Spend any time around small tech companies trying to crack into the defense sector and you’ve heard of SBIR—the Small Business Innovation Research (SBIR) program. It’s one of the most commonly-reference tools to help tech companies crack into the defense sector.
Unfortunately, it's wildly misunderstood what SBIR is—and what it isn’t.
What is SBIR
Branded as “America’s Seed Fund,” the SBIR program solicits industry three times a year for their innovative ideas and, if selected, helps mature them.
The program is funded through a Congressionally-mandated 3.2% set aside from federal R&D accounts.
For the DoD, that works out to be ~$1.8B a year specifically reserved for this small business program.
SBIR consists of 3 phases:
- Phase I: ‘research the research’ to determine feasibility and viability; $275K max
- Phase II: further develop Phase I proposal based on the scientific and technical merit; $1.8m max
- Phase III: a squishy non-SBIR funded phase to pursue commercialization of Phase II research
The first two phases offer SBIR funding but take no intellectual property (sort of) and no stake in a company. In fancy speak, it’s called “non-dilutive capital.”
Back it Up
With SBIR-101 out of the way, it's time for SBIR-201: the history lesson.
The program was created back in 1982, the same year E.T. phoned home and Phoebe Cates dropped her top during that scene from Fast Times at Ridgemont High.
But there were two other things going on back then:
1. Cold War defense spending was about to peak.
2. The first wave of defense industry consolidation had already begun.
So What
With that context in mind, which do you think is the purpose of the SBIR program:
- Door #1: “identifying small businesses that could provide a solution to the warfighter in a faster, more efficient manner.”
- Door #2: “support scientific excellence and technological innovation through the investment of federal research funds in critical American priorities to build a strong national economy.”
Yep, it’s Door #2 (btw, Door #1 is the Air Force’s interpretation).
Why This Matters
A fundamental part of innovation is implementation, and that’s where all the issues with the SBIR program start to manifest.

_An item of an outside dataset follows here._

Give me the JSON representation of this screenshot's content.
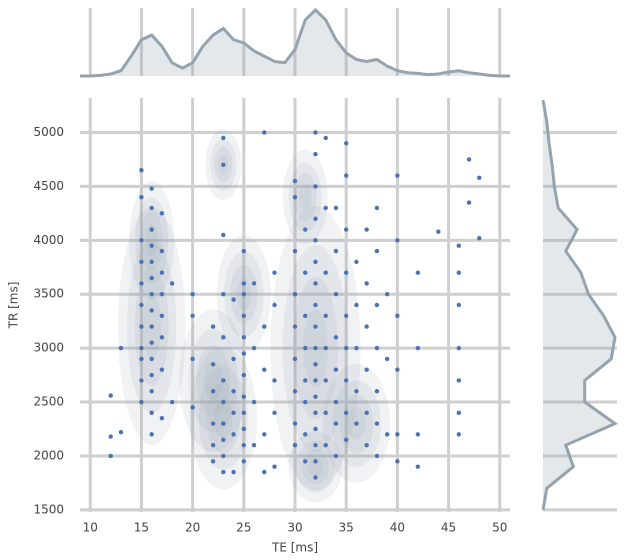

When you think about it though, the name of the program says it all.
The SBIR program is not innovation—it's innovation research—and it’s called SBIR, not SBIR&D (read this if you don’t know the difference between R and R&D).
What Now
This matters for a ton of reasons, but we’re just getting started.
We’ll continue to poke and prod SBIR over the coming months to shine some much-needed light on the program's shortfalls and how to fix it, and there’s a very good reason we’re doing it:
SBIR is a program codified in law, but Congress must periodically reauthorize the program (it was last reauthorized in the 2017 NDAA).
Guess what: the current statute authorizing the SBIR program expires September 30, 2022, meaning Congress must write language in the FY23 NDAA to reauthorize the program.
Sounds like a mighty convenient time to inject some much-needed SBIR program reform.